Your task is to implement mini-batch gradien descent using the `mini_batch` function you've just implemented above to execute both **training** and **validation steps**:

Obs.: the parameter update is happening **inside the training step function** now, that's why you only see the losses in the loop below.

### Answer

In [None]:
# Defines number of epochs
n_epochs = 200

losses = []
val_losses = []

for epoch in range(n_epochs):
    # inner loop
    loss = mini_batch(device, train_loader, train_step_fn)
    losses.append(loss)
    
    # VALIDATION
    # no gradients in validation!
    with torch.no_grad():
        val_loss = mini_batch(device, val_loader, val_step_fn)
        val_losses.append(val_loss)    
        
print(model.state_dict())
print(losses[-1], val_losses[-1])

## Saving Models

Once the model is fully trained, you may **save it to disk**. Your task is to build a dictionary containing all relevant information, and using `torch.save` to save this dictionary to a file:

### Answer

In [None]:
checkpoint = {'model_state_dict': model.state_dict(),
              'optimizer_state_dict': optimizer.state_dict(),
              'epoch': n_epochs,
              'loss': losses,
              'val_loss': val_losses}

torch.save(checkpoint, 'model_checkpoint.pth')

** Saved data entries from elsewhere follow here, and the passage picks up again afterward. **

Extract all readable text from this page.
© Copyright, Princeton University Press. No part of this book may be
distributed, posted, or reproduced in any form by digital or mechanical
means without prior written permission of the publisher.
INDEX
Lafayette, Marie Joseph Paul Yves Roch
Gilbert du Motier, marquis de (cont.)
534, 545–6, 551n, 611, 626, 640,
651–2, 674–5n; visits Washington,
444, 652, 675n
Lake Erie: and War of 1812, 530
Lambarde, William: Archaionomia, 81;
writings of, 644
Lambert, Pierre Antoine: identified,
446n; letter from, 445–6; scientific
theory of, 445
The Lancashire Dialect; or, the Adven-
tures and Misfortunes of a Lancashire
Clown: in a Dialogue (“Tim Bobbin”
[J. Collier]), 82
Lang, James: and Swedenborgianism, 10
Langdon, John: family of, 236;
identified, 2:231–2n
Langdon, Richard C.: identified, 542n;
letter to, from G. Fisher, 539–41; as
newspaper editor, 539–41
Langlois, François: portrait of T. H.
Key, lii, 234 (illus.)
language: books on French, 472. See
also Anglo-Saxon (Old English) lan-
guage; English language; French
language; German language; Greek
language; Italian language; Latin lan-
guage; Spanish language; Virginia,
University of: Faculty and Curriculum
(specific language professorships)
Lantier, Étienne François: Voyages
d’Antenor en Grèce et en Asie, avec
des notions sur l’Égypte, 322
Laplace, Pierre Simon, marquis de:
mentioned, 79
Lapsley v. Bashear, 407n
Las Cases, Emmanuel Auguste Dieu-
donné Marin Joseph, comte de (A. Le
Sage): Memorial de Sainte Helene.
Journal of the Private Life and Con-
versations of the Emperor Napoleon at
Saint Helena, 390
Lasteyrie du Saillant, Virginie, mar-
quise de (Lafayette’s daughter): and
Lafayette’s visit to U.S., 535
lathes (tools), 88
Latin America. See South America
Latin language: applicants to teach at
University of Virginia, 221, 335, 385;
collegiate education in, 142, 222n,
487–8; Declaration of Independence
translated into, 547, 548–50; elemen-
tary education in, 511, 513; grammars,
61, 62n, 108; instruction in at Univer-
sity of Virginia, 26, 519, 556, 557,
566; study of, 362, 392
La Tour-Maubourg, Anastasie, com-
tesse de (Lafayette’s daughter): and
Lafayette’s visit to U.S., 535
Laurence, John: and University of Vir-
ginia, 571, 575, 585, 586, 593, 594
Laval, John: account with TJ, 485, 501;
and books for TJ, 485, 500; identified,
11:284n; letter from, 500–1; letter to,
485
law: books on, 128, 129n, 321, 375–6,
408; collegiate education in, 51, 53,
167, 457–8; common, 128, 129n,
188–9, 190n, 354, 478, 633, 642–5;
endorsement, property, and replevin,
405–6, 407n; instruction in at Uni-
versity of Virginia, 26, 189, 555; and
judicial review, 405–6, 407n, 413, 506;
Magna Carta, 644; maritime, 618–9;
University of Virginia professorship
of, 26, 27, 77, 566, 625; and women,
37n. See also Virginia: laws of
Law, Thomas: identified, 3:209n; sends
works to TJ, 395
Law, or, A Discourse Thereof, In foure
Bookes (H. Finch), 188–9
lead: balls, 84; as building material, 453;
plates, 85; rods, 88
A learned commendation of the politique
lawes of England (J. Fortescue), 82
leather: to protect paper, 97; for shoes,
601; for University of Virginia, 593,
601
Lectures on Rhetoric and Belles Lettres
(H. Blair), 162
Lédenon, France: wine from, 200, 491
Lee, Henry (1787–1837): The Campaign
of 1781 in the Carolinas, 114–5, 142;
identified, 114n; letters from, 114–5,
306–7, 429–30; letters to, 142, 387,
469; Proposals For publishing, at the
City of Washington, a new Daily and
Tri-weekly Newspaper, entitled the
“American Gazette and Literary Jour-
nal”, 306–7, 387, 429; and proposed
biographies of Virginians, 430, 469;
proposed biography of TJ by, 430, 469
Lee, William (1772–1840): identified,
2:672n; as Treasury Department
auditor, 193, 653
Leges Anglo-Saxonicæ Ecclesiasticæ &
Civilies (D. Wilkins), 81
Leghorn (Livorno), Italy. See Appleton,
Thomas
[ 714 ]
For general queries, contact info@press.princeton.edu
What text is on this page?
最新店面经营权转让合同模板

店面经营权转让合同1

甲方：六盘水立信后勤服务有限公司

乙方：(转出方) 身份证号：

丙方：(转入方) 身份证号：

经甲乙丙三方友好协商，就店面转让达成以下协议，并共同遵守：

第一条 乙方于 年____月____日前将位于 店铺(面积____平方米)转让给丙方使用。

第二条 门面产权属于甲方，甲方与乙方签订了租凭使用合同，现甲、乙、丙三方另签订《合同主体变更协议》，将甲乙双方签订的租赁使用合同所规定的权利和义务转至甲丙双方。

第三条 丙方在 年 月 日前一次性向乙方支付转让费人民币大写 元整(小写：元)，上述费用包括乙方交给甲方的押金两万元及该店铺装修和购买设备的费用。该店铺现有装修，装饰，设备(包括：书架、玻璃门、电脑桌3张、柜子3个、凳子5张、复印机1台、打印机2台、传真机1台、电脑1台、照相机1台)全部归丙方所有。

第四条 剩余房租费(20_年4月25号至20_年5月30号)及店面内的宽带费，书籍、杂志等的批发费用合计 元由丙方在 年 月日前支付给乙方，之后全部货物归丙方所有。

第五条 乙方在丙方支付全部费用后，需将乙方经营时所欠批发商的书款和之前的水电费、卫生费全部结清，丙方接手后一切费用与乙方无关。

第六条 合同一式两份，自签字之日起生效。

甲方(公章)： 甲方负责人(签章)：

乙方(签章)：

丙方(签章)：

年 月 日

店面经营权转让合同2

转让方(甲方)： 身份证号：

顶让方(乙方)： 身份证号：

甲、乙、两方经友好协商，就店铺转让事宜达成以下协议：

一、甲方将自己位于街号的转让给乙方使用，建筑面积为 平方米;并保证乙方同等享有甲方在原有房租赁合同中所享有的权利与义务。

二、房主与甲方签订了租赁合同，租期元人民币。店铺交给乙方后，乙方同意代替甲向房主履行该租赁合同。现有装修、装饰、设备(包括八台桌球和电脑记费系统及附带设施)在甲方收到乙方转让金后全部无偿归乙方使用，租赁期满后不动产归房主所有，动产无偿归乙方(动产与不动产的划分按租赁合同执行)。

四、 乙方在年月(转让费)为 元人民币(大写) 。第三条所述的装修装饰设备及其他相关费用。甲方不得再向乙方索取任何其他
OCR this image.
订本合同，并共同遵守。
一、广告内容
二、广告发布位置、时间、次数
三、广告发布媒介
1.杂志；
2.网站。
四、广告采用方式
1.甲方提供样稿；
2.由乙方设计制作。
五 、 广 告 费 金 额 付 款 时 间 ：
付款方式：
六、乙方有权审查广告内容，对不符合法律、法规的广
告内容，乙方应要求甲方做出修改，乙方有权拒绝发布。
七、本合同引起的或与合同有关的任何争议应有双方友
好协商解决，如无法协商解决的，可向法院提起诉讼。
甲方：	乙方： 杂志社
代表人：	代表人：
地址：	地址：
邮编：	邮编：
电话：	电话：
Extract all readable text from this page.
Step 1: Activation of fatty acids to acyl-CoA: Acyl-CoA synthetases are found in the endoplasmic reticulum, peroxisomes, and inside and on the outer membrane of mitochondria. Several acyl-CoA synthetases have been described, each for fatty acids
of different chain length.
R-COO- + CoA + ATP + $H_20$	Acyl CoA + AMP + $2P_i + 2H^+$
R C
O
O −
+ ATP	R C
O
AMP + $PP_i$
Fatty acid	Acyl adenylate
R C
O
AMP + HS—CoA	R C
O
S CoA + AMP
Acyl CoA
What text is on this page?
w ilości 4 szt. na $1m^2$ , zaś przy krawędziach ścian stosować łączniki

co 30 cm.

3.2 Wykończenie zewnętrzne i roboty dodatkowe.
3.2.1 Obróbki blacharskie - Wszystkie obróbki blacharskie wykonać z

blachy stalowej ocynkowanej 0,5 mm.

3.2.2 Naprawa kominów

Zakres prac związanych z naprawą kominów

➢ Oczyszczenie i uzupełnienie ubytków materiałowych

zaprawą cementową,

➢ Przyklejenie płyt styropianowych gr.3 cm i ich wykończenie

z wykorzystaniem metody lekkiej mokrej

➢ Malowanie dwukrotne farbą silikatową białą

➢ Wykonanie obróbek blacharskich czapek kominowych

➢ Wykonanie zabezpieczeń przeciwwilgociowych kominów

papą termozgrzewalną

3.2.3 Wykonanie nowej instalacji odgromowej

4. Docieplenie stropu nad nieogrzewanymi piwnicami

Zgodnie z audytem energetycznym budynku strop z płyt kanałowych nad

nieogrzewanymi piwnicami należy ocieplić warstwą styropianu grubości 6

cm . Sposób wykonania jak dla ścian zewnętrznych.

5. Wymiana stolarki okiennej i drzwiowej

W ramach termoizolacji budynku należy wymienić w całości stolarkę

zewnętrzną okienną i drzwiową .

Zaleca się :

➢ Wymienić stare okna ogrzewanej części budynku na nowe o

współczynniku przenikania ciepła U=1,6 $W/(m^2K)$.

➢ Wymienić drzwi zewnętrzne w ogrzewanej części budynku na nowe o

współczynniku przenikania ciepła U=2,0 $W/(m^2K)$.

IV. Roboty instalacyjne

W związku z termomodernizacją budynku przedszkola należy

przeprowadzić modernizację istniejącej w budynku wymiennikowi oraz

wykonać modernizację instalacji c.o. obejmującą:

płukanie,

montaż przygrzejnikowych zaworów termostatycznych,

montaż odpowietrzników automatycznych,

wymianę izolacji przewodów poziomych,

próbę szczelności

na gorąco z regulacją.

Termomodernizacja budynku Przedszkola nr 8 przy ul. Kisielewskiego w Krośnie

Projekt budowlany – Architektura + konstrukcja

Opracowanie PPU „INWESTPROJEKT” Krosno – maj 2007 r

## Loading Models and Making Predictions

Once your model is saved to disk, you can load it back to either continue training it or deliver predictions (if it's already fully trained). Your first task is to load both the model and the optimizer states from a file and restore them into the `new_model` and `new_optimizer` respectively. Then, you should make predictions for the `new_inputs` tensor (assuming the loaded model was already fully trained)

Hint: don't forget to set the proper mode before making predictions.

In [None]:
lr = 0.01

new_model = nn.Sequential(nn.Linear(1, 1)).to(device)
new_optimizer = optim.SGD(model.parameters(), lr=lr)
loss_fn = nn.MSELoss(reduction='mean')

### Answer

In [None]:
checkpoint = torch.load('model_checkpoint.pth')

new_model.load_state_dict(checkpoint['model_state_dict'])
new_optimizer.load_state_dict(checkpoint['optimizer_state_dict'])

saved_epoch = checkpoint['epoch']
saved_losses = checkpoint['loss']
saved_val_losses = checkpoint['val_loss']

new_model.state_dict()

In [None]:
new_inputs = torch.tensor([[.20], [.34], [.57]])

model.eval() # always use EVAL for fully trained models!
model(new_inputs.to(device))

Congratulations! You successfully trained a PyTorch model using **mini-batch** gradient descent, saved it to disk, and "deployed" it to make predictions!